Often more than one tag will respond to a tag reader, for example, many individual products with tags may be shipped in a common box or on a common pallet. Collision detection is important to allow reading of data. Two different types of protocols are used to "singulate" a particular tag, allowing its data to be read in the midst of many similar tags. In a slotted Aloha system, the reader broadcasts an initialization command and a parameter that the tags individually use to pseudo-randomly delay their responses. When using an "adaptive binary tree" protocol, the reader sends an initialization symbol and then transmits one bit of ID data at a time; only tags with matching bits respond, and eventually only one tag matches the complete ID string.
- Bulk reading
"Bulk reading" is a strategy for interrogating multiple tags at the same time, but lacks sufficient precision for inventory control. A group of objects, all of them RFID tagged, are read completely from one single reader position at one time. Bulk reading is a possible use of HF (ISO 18000-3), UHF (ISO 18000-6) and SHF (ISO 18000-4) RFID tags. However, as tags respond strictly sequentially, the time needed for bulk reading grows linearly with the number of labels to be read. This means it takes at least twice as long to read twice as many labels. Due to collision effects, the time required is greater.

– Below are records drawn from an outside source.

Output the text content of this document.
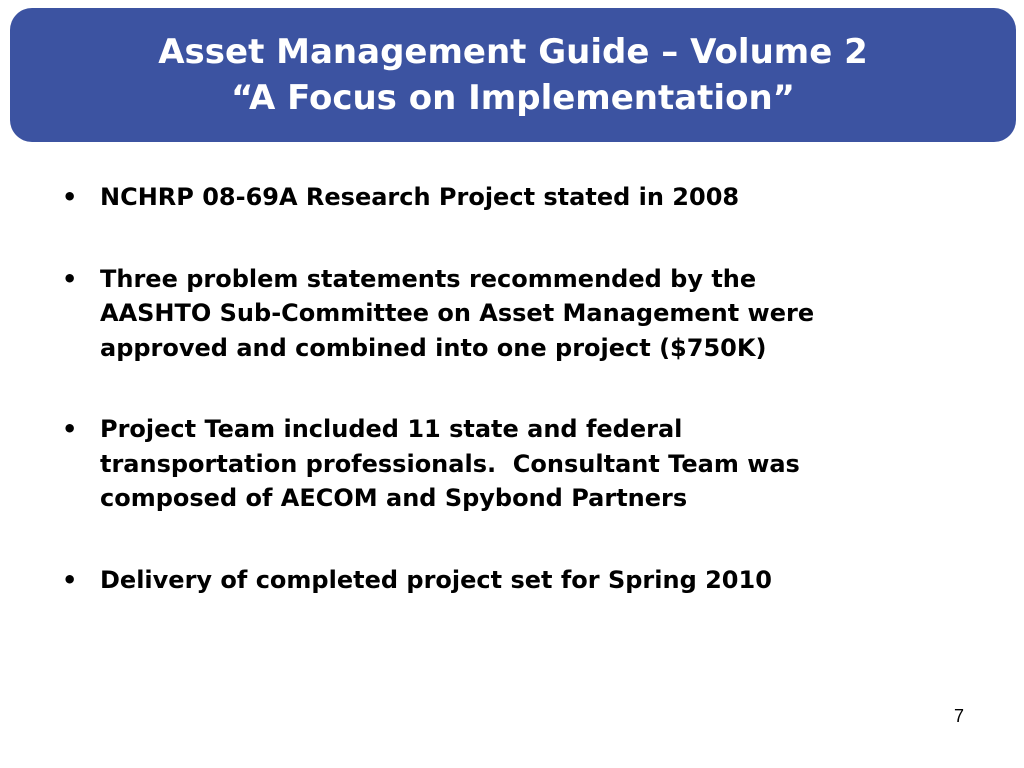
Asset Management Guide – Volume 2
“A Focus on Implementation”
• NCHRP 08-69A Research Project stated in 2008
• Three problem statements recommended by the
AASHTO Sub-Committee on Asset Management were
approved and combined into one project ($750K)
• Project Team included 11 state and federal
transportation professionals.  Consultant Team was
composed of AECOM and Spybond Partners
• Delivery of completed project set for Spring 2010
7
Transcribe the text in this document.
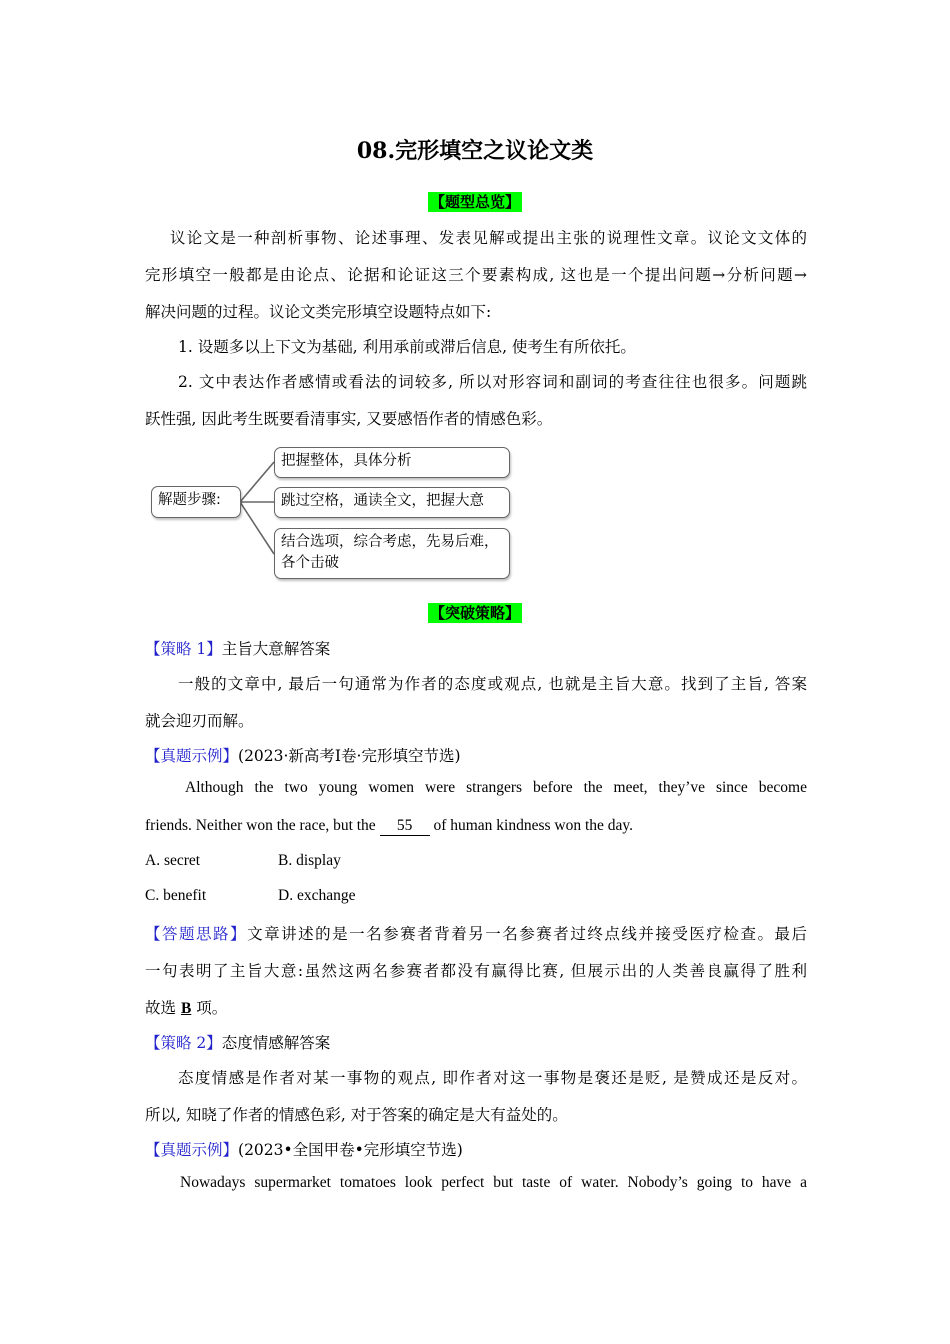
08.完形填空之议论文类
【题型总览】
议论文是一种剖析事物、论述事理、发表见解或提出主张的说理性文章。议论文文体的
完形填空一般都是由论点、论据和论证这三个要素构成, 这也是一个提出问题→分析问题→
解决问题的过程。议论文类完形填空设题特点如下:
1. 设题多以上下文为基础, 利用承前或滞后信息, 使考生有所依托。
2. 文中表达作者感情或看法的词较多, 所以对形容词和副词的考查往往也很多。问题跳
跃性强, 因此考生既要看清事实, 又要感悟作者的情感色彩。
解题步骤:
把握整体，具体分析
跳过空格，通读全文，把握大意
结合选项，综合考虑，先易后难，
各个击破
【突破策略】
【策略 1】主旨大意解答案
一般的文章中, 最后一句通常为作者的态度或观点, 也就是主旨大意。找到了主旨, 答案
就会迎刃而解。
【真题示例】(2023·新高考Ⅰ卷·完形填空节选)
Although the two young women were strangers before the meet, they’ve since become
friends. Neither won the race, but the 55 of human kindness won the day.
A. secret	B. display
C. benefit	D. exchange
【答题思路】文章讲述的是一名参赛者背着另一名参赛者过终点线并接受医疗检查。最后
一句表明了主旨大意:虽然这两名参赛者都没有赢得比赛, 但展示出的人类善良赢得了胜利
故选 B 项。
【策略 2】态度情感解答案
态度情感是作者对某一事物的观点, 即作者对这一事物是褒还是贬, 是赞成还是反对。
所以, 知晓了作者的情感色彩, 对于答案的确定是大有益处的。
【真题示例】(2023•全国甲卷•完形填空节选)
Nowadays supermarket tomatoes look perfect but taste of water. Nobody’s going to have a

A group of tags has to be illuminated by the interrogating signal just like a single tag. This is not a challenge concerning energy, but with respect to visibility; if any of the tags are shielded by other tags, they might not be sufficiently illuminated to return a sufficient response. The response conditions for inductively coupled HF RFID tags and coil antennas in magnetic fields appear better than for UHF or SHF dipole fields, but then distance limits apply and may prevent success.

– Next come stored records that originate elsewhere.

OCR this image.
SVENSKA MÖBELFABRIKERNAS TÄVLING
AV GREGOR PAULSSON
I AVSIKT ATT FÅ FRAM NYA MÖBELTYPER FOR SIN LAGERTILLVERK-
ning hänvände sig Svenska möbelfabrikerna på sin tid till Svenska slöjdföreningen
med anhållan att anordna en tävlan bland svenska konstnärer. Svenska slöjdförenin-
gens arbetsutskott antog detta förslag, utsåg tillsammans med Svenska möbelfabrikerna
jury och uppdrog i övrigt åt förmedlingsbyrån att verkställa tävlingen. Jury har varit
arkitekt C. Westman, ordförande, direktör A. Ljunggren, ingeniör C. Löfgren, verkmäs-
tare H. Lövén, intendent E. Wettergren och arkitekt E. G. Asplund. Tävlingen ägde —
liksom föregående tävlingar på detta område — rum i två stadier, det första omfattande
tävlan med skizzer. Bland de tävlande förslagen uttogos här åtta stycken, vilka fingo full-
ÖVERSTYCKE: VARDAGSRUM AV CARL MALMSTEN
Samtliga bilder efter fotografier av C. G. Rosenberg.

Under operational conditions, bulk reading is not reliable. Bulk reading can be a rough guide for logistics decisions, but due to a high proportion of reading failures, it is not (yet) suitable for inventory management. However, when a single RFID tag might be seen as not guaranteeing a proper read, a bunch of RFID tags, where at least one will respond, may be a safer approach for detecting a known grouping of objects. In this respect, bulk reading is a fuzzy method for process support. From the perspective of cost and effect, bulk reading is not reported as an economical approach to secure process control in logistics.
RFID tags are easy to conceal or incorporate in other items. For example, in 2009 researchers at Bristol University successfully glued RFID micro-transponders to live ants in order to study their behavior. This trend towards increasingly miniaturized RFIDs is likely to continue as technology advances.
Hitachi holds the record for the smallest RFID chip, at 0.05 mm × 0.05 mm. This is 1/64th the size of the previous record holder, the mu-chip. Manufacture is enabled by using the silicon-on-insulator (SOI) process. These dust-sized chips can store 38-digit numbers using 128-bit Read Only Memory (ROM). A major challenge is the attachment of antennas, thus limiting read range to only millimeters.